Given two immersions $f_i: M_i^m\to N_i^n $, $i=0,1$ we can always construct an immersion $f_0\# f_1 : M_0\#M_1\to N_0\#N_1$ restricting to $f_i$ over the image of $M_i\hookrightarrow M_0\#M_1$ in the connected sum. 
Indeed in a neighbourhood of a point $f_i$ behaves as an embedding $\mathbb D^m\to \mathbb D^n$ and by the uniqueness of such embedding up to isotopy we can find a diffeotopy $F:\mathbb D^m\times [0,1]\to \mathbb D^n\times [0,1] $ such that $F(\cdot, i) = f_i$ ($F(\cdot, t)$ doesn't have to send $\partial \mathbb D^m$ to  $\partial \mathbb D^m$ for all $t$). Since $M_0\#M_1$ is constructed by gluing a tube $\mathbb D^m\times[0,1]$ to $M_0\bigsqcup M_1$ this gives $f_0\#f_1$.
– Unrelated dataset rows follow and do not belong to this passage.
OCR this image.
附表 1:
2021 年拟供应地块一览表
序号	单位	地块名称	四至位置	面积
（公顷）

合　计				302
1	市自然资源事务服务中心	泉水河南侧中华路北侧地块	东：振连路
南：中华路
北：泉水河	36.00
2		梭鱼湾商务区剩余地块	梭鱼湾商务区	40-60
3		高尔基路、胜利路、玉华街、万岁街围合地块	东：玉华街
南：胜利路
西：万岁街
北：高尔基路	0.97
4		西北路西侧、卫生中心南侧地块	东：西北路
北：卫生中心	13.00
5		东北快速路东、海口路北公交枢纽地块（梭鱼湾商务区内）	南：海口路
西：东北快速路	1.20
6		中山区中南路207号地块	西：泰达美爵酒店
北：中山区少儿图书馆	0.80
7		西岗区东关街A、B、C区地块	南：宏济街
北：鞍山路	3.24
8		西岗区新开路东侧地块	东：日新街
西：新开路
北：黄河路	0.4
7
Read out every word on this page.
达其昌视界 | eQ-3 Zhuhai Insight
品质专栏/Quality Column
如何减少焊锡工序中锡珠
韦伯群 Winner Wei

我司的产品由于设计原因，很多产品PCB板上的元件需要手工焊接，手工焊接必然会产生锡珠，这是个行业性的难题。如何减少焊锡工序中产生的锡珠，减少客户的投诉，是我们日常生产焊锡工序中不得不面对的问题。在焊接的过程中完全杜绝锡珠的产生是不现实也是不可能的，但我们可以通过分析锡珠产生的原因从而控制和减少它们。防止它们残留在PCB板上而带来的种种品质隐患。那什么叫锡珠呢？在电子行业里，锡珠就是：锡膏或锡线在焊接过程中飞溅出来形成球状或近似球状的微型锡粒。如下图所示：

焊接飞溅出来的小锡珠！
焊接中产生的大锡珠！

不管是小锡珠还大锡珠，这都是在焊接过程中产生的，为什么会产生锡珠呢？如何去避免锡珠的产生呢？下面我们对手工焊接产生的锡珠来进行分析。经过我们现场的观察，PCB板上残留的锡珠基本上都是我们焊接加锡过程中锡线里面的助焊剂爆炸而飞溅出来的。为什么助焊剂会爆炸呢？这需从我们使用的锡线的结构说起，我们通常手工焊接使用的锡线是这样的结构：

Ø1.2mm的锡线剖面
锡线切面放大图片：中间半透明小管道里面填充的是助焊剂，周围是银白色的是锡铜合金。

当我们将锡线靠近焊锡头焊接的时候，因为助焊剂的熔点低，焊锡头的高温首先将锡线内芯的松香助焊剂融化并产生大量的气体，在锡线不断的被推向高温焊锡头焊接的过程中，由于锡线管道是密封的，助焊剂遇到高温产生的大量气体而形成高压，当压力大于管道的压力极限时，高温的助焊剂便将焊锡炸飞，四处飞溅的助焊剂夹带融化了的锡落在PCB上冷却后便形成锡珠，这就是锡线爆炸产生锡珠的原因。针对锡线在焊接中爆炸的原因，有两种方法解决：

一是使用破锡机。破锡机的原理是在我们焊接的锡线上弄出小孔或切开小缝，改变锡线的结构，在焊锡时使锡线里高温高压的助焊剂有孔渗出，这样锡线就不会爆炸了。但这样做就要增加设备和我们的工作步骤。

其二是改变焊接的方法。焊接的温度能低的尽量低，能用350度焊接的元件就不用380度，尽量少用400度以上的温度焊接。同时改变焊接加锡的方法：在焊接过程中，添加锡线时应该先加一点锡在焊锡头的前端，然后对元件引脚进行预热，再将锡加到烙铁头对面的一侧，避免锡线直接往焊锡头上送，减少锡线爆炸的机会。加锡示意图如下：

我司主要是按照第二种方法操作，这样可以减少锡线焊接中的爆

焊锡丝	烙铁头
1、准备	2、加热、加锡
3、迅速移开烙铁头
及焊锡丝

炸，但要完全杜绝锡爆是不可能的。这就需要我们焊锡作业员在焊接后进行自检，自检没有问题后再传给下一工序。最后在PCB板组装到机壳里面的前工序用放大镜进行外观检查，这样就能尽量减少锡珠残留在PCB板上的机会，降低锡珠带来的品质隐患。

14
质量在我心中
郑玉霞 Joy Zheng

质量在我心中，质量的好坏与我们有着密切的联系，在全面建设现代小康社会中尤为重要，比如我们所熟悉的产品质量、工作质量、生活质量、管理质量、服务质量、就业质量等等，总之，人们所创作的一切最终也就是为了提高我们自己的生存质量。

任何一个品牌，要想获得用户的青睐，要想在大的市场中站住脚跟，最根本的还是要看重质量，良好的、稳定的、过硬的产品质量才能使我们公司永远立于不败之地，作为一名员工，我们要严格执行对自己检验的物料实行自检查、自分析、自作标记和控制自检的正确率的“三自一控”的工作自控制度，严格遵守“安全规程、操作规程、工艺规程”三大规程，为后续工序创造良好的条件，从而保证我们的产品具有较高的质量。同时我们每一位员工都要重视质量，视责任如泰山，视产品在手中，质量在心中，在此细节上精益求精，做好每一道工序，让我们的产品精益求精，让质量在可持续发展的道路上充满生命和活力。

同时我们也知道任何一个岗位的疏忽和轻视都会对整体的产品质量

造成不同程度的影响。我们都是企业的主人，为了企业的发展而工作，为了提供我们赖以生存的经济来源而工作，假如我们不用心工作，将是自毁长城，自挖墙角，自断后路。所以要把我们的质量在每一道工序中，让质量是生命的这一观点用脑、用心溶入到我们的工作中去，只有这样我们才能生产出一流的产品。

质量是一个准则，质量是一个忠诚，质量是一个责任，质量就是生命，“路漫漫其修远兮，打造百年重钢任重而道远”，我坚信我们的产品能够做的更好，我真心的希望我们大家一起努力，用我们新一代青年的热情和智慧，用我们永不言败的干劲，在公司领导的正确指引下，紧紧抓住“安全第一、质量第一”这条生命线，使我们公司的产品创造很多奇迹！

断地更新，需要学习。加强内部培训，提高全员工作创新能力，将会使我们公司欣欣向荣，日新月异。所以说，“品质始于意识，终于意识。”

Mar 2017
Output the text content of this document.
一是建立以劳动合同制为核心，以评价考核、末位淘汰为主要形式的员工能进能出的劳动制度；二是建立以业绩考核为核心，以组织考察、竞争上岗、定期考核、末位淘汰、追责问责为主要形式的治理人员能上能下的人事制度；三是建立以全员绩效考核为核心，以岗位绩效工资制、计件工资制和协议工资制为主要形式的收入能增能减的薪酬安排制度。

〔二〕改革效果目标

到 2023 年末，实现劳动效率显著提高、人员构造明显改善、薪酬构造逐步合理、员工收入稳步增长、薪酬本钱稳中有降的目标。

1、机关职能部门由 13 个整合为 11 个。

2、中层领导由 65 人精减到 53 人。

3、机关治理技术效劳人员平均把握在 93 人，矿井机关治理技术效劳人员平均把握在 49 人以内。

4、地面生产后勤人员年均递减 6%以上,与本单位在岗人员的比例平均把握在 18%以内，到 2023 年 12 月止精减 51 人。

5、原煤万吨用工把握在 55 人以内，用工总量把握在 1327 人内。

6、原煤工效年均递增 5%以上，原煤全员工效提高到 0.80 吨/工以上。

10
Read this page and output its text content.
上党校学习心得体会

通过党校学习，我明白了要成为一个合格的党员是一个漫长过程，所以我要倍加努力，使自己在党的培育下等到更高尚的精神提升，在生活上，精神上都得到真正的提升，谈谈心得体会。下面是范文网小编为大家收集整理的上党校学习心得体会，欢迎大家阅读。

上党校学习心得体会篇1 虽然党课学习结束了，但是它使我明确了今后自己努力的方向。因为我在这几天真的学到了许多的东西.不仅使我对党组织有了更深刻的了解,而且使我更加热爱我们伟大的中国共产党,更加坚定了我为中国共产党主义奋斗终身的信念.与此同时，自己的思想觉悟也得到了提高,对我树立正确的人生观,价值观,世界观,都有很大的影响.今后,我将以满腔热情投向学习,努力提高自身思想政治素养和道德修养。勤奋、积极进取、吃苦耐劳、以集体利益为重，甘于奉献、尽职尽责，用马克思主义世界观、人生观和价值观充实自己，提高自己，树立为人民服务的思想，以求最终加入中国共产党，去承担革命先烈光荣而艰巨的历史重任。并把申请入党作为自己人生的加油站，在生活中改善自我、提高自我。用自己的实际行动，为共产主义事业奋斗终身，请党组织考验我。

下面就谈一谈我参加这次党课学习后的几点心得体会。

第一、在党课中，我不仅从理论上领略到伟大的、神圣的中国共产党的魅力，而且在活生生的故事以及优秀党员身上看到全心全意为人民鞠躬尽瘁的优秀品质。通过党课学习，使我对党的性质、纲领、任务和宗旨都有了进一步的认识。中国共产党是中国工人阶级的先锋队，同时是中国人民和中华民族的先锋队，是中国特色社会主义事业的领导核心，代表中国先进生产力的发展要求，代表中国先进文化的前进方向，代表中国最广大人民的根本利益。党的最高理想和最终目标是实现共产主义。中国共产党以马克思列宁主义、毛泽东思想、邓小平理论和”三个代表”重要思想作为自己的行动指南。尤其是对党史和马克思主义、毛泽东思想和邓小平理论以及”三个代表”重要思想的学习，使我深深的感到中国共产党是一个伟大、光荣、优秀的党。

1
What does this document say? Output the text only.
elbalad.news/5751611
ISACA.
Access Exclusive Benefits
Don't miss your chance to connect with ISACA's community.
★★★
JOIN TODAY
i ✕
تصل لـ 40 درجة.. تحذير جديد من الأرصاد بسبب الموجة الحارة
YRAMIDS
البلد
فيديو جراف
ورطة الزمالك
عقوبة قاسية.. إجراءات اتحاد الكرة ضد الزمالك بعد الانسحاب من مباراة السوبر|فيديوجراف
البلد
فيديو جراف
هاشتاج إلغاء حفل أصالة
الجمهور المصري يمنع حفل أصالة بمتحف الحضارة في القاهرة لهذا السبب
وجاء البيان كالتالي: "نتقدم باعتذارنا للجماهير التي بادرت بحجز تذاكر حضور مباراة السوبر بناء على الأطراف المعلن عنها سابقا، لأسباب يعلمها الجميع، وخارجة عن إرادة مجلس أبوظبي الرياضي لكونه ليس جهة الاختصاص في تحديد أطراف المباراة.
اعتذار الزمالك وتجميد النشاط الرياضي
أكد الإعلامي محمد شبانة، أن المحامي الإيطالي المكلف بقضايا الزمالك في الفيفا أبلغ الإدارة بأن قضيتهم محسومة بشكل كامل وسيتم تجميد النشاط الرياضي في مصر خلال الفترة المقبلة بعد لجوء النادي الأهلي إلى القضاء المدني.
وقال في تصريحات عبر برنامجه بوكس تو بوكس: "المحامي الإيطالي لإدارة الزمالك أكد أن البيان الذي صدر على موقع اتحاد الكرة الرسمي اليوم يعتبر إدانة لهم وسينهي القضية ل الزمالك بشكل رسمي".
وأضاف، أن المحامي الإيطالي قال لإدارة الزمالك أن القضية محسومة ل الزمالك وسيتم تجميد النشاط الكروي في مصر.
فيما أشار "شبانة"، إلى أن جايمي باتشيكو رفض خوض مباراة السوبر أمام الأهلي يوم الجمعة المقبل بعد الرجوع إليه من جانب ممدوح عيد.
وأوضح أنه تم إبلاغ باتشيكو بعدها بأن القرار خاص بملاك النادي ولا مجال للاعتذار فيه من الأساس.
Returning to your question, given $f:M^{m}\to \mathbb R^{2m}$, consider an immersion  $g:\mathbb S^m\to \mathbb S^{2m}$ with a unique self intersection (this can be constructed by hand) and take the connected sum $f\# g: M\#\mathbb S^m\to \mathbb R^{2m}\#\mathbb S^{2m}$.